The Various Types of Vegetarian Diets
With heart disease and obesity climbing in the industrial nations men, women and children are gradually turning to vegetarian eating habits to promote their healthy lifestyles. As a vegetarian you would not have to worry about bad cholesterol or unwanted trans-fats in your diet. The downside to a vegetarian diet is to make sure you get the right amount of balanced nutrition from your diet. Today we will look at three of the major “Vegetarian” Diets.
All types of vegetarian diets abstain from animal products some are more strict than others though.
1: Lacto-Vegetarian
This particular diet allows a person to include cheese, yogurt, butter and milk into their diet.
2: Lacto-Ovo
Close to Lacto-Vegetarian but allows the consumption of eggs also. This is the most widely practiced vegetarian diet.
3: Vegan
This is the strictest of them all. No type of animal flesh or product is allowed.
The biggest problem facing the vegetarian lifestyle is the lack of certain nutrients like protein, minerals like iron, calcium, and zinc, and vitamins like B-12 and D. The more strict the vegetarian diet the harder it is to get these essential nutrients.
To combat this problem Soy is the number one ingredient for protein. Soy “burgers”, “chicken”, and “cold Cuts” are available for your eating pleasure while died beans, kale and spinach are excellent sources of Iron.

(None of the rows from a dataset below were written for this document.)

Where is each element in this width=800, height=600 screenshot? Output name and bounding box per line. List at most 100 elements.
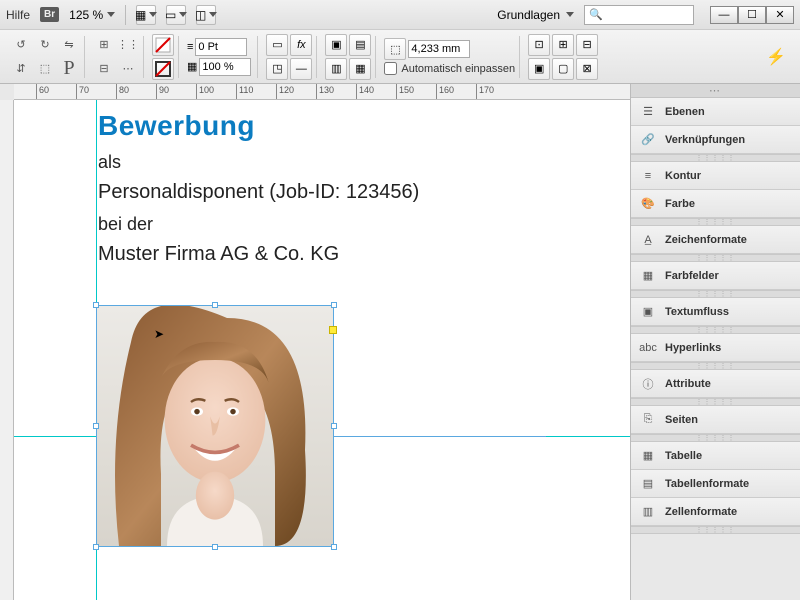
doc-as: als xyxy=(98,152,419,173)
vertical-ruler xyxy=(0,100,14,600)
control-toolbar: ↺ ↻ ⇋ ⇵ ⬚ P ⊞ ⋮⋮ ⊟ ⋯ xyxy=(0,30,800,84)
align-tool-icon[interactable]: ⊞ xyxy=(93,34,115,56)
menubar: Hilfe Br 125 % ▦ ▭ ◫ Grundlagen 🔍 — ☐ ✕ xyxy=(0,0,800,30)
workspace-switcher[interactable]: Grundlagen xyxy=(497,8,574,22)
scale-input[interactable] xyxy=(199,58,251,76)
align-tool2-icon[interactable]: ⊟ xyxy=(93,58,115,80)
panel-grip[interactable] xyxy=(631,326,800,334)
panel-seiten[interactable]: ⎘Seiten xyxy=(631,406,800,434)
menu-help[interactable]: Hilfe xyxy=(6,8,30,22)
textwrap-icon: ▣ xyxy=(639,303,657,321)
rotate-cw-icon[interactable]: ↻ xyxy=(34,34,56,56)
resize-handle[interactable] xyxy=(93,423,99,429)
doc-position: Personaldisponent (Job-ID: 123456) xyxy=(98,181,419,204)
panel-zellenformate[interactable]: ▥Zellenformate xyxy=(631,498,800,526)
select-content-icon[interactable]: ⬚ xyxy=(34,58,56,80)
document-canvas[interactable]: Bewerbung als Personaldisponent (Job-ID:… xyxy=(14,100,630,600)
table-icon: ▦ xyxy=(639,447,657,465)
resize-handle[interactable] xyxy=(93,302,99,308)
minimize-button[interactable]: — xyxy=(710,6,738,24)
textwrap-skip-icon[interactable]: ▦ xyxy=(349,58,371,80)
close-button[interactable]: ✕ xyxy=(766,6,794,24)
search-input[interactable]: 🔍 xyxy=(584,5,694,25)
panel-tabellenformate[interactable]: ▤Tabellenformate xyxy=(631,470,800,498)
zoom-control[interactable]: 125 % xyxy=(69,8,115,22)
resize-handle[interactable] xyxy=(93,544,99,550)
doc-company: Muster Firma AG & Co. KG xyxy=(98,243,419,266)
fill-frame-icon[interactable]: ▣ xyxy=(528,58,550,80)
panel-hyperlinks[interactable]: abcHyperlinks xyxy=(631,334,800,362)
scale-icon: ▦ xyxy=(187,60,197,73)
portrait-photo xyxy=(97,306,333,546)
text-thread-line xyxy=(326,436,546,437)
panel-verknuepfungen[interactable]: 🔗Verknüpfungen xyxy=(631,126,800,154)
search-icon: 🔍 xyxy=(589,8,603,21)
distribute2-icon[interactable]: ⋯ xyxy=(117,58,139,80)
autofit-check[interactable] xyxy=(384,62,397,75)
fit-frame-icon[interactable]: ⊞ xyxy=(552,34,574,56)
panel-kontur[interactable]: ≡Kontur xyxy=(631,162,800,190)
p-icon[interactable]: P xyxy=(58,58,80,80)
live-corner-handle[interactable] xyxy=(329,326,337,334)
textwrap-around-icon[interactable]: ▤ xyxy=(349,34,371,56)
arrange-button[interactable]: ◫ xyxy=(196,5,216,25)
center-content-icon[interactable]: ⊟ xyxy=(576,34,598,56)
text-frame[interactable]: Bewerbung als Personaldisponent (Job-ID:… xyxy=(98,110,419,266)
quick-apply-icon[interactable]: ⚡ xyxy=(766,47,794,67)
panel-tabelle[interactable]: ▦Tabelle xyxy=(631,442,800,470)
fill-swatch[interactable] xyxy=(152,34,174,56)
fit-prop-icon[interactable]: ▢ xyxy=(552,58,574,80)
corner-options-button[interactable]: ◳ xyxy=(266,58,288,80)
panel-farbe[interactable]: 🎨Farbe xyxy=(631,190,800,218)
panel-farbfelder[interactable]: ▦Farbfelder xyxy=(631,262,800,290)
zoom-value: 125 % xyxy=(69,8,103,22)
panel-attribute[interactable]: ⓘAttribute xyxy=(631,370,800,398)
maximize-button[interactable]: ☐ xyxy=(738,6,766,24)
panel-grip[interactable] xyxy=(631,218,800,226)
panel-zeichenformate[interactable]: A̲Zeichenformate xyxy=(631,226,800,254)
panel-collapse-grip[interactable] xyxy=(631,84,800,98)
stroke-weight-input[interactable] xyxy=(195,38,247,56)
swatches-icon: ▦ xyxy=(639,267,657,285)
frame-fitting-icon[interactable]: ⬚ xyxy=(384,38,406,60)
resize-handle[interactable] xyxy=(212,544,218,550)
autofit-checkbox[interactable]: Automatisch einpassen xyxy=(384,62,515,75)
panel-grip[interactable] xyxy=(631,254,800,262)
fx-button[interactable]: fx xyxy=(290,34,312,56)
panel-grip[interactable] xyxy=(631,526,800,534)
flip-h-icon[interactable]: ⇋ xyxy=(58,34,80,56)
view-options-button[interactable]: ▦ xyxy=(136,5,156,25)
textwrap-jump-icon[interactable]: ▥ xyxy=(325,58,347,80)
textwrap-none-icon[interactable]: ▣ xyxy=(325,34,347,56)
clear-fit-icon[interactable]: ⊠ xyxy=(576,58,598,80)
resize-handle[interactable] xyxy=(331,423,337,429)
panel-grip[interactable] xyxy=(631,362,800,370)
distribute-icon[interactable]: ⋮⋮ xyxy=(117,34,139,56)
flip-v-icon[interactable]: ⇵ xyxy=(10,58,32,80)
panel-textumfluss[interactable]: ▣Textumfluss xyxy=(631,298,800,326)
panel-grip[interactable] xyxy=(631,290,800,298)
effects-button[interactable]: ▭ xyxy=(266,34,288,56)
panel-grip[interactable] xyxy=(631,434,800,442)
panel-dock: ☰Ebenen 🔗Verknüpfungen ≡Kontur 🎨Farbe A̲… xyxy=(630,84,800,600)
horizontal-ruler: 60 70 80 90 100 110 120 130 140 150 160 … xyxy=(14,84,630,100)
resize-handle[interactable] xyxy=(331,544,337,550)
screen-mode-button[interactable]: ▭ xyxy=(166,5,186,25)
bridge-button[interactable]: Br xyxy=(40,7,59,22)
rotate-ccw-icon[interactable]: ↺ xyxy=(10,34,32,56)
links-icon: 🔗 xyxy=(639,131,657,149)
frame-width-input[interactable] xyxy=(408,40,470,58)
stroke-swatch[interactable] xyxy=(152,58,174,80)
pages-icon: ⎘ xyxy=(639,411,657,429)
workspace-label: Grundlagen xyxy=(497,8,560,22)
resize-handle[interactable] xyxy=(331,302,337,308)
panel-ebenen[interactable]: ☰Ebenen xyxy=(631,98,800,126)
hyperlinks-icon: abc xyxy=(639,339,657,357)
image-frame-selected[interactable] xyxy=(96,305,334,547)
resize-handle[interactable] xyxy=(212,302,218,308)
drop-button[interactable]: — xyxy=(290,58,312,80)
panel-grip[interactable] xyxy=(631,154,800,162)
panel-grip[interactable] xyxy=(631,398,800,406)
fit-content-icon[interactable]: ⊡ xyxy=(528,34,550,56)
attributes-icon: ⓘ xyxy=(639,375,657,393)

Any serious Vegetarian should also make sure that they take supplements to ensure that they have the complete range of vitamins and minerals that their bodies need. No matter what reason or types of vegetarian diets you follow it is crucial that you be keenly aware of your nutritional needs. A doctor or nutritionist should be consulted before deciding on the types of vegetarian diets.